The intelligence secrets that Churchill reviewed in his war rooms with the help of his small tight-knit team of senior naval and military officers played a crucial part in formulating the strategy of naval and military operations in every theatre of war around the globe. The decisions they made about the huge and complex movements of British forces and their military equipment had to be relayed rapidly and accurately to the commanders in the field. As the war began each of the armed services handled their own coding and communications but it soon became obvious that communications within the war rooms had to be more centrally organised. The Royal Air Force set up the Cabinet Office Cypher Office; a small detachment of WAAFs (Women’s Auxiliary Air Force) officers were assigned the arduous task of coordinating, coding, transmitting, receiving and distributing all signals communications within the command centre.

Joan-Anne-Williams-Lady-Llewellyn[1]

Lady Llewellyn Image © The Telegraph

Squadron Officer Joan Williams (latter Lady Llewellyn) was put in charge of the Cypher Office for which she was later awarded and OBE; it grew rapidly under her supervision to many more times its original size. A battery of machine coding Typex machines (the equivalent of the German coding Enigma machine) were installed within weeks of the decision. A team of eight WAAF officers administered the operation of the constantly busy communications unit whose conditions in the sub-basement of what is now the Treasury Building were gloomy and almost airless. Visitors to the Churchill War Rooms today may be able to imagine the cramped living conditions but not the pressure under which they all worked. Those of us that have been concerned with coding and decoding messages will know the demands that such work needs and the close attention required where errors in a digit or letter could render a message unintelligible. Squadron Officer Williams work would not only entail the close attention to the coding or decoding of documentation but also the priority of its distribution, she was also responsible for seeing the right people saw the right documents. Priorities in circulation were laid down by General Sir Leslie Hollis to whom she reported; on more than one occasion she was reprimand her for an error in the circulation of documention. Her team had sent a document to staff on the normal ‘Secret’ list, when it should only have gone to the much more restricted ‘All Most Secret and Personal for Chiefs of Staff’ list.

Working in the War Rooms was demanding, often in ill lit and confined spaces but in spite of the difficulties morale was always high because war room staff found Churchill’s leadership so inspirational.
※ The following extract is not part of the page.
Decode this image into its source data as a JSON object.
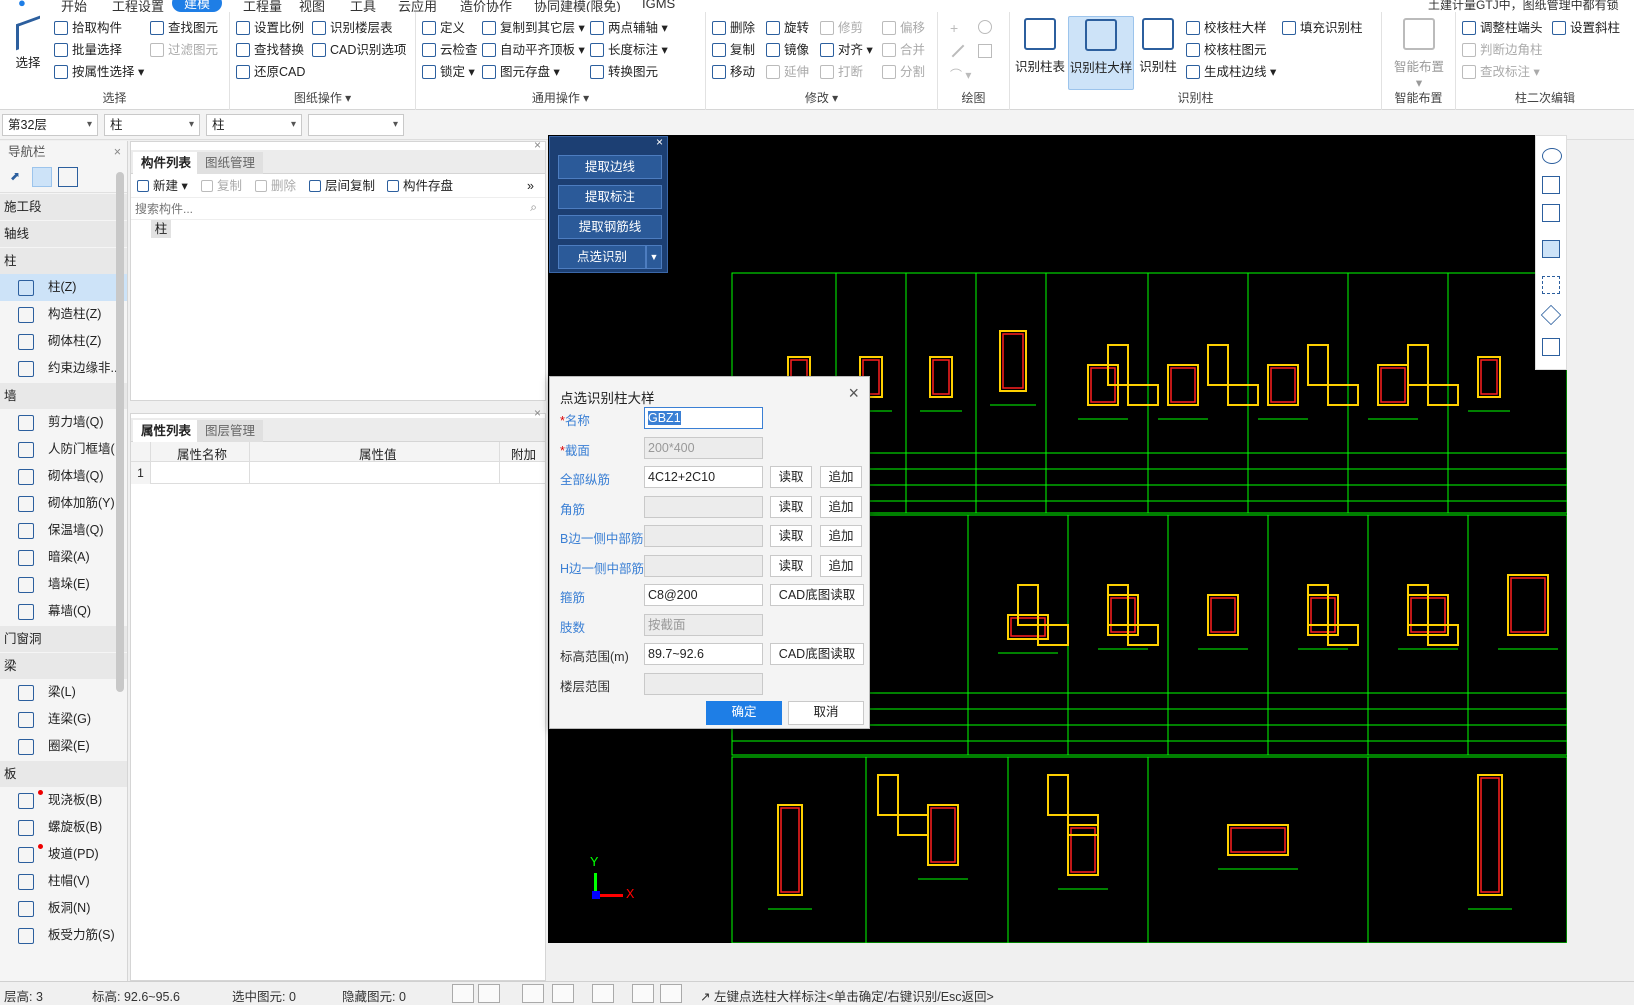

The War Rooms had been manned for 24 hours every single day since 3rd September 1939 but on the 15th August 1945 Japan surrendered and a global war ended and the Map Room as the heart of the command centre ceased to function. A graphic picture of the conduct of the war was left for to-day’s visitors but the Cipher Office in the Cabinet Office still continued its operations for just over a year; still run by the WAAFS. Finally civil servants took over its function and the Cabinet Office Cipher Office was subsumed into other government security facilities leaving the war rooms vacant.

For some years after that there was an informal arrangement to show a limited number of people around the rooms but there was a growing public interest in viewing the historic command centre. Margaret Thatcher formally opened the Churchill War Rooms in 1984 and run by the Imperial War Museums; today the Churchill War Rooms are visited by almost half a million people a year. They are able to see the secret establishment from which the Second World War was directed laid out much as they were during the war; the site compares in importance with Bletchley Park as a part of Britain’s secret intelligence story. A visit to the War Rooms is enhanced by the feeling of Churchill’s presence, the arms of his chair in the Cabinet Room where he led discussions on the war’s progress with his Chiefs of Staff and advisors still show the deep groves. They were worn by him showing the strain of those meetings and making the momentous decisions while he was making history.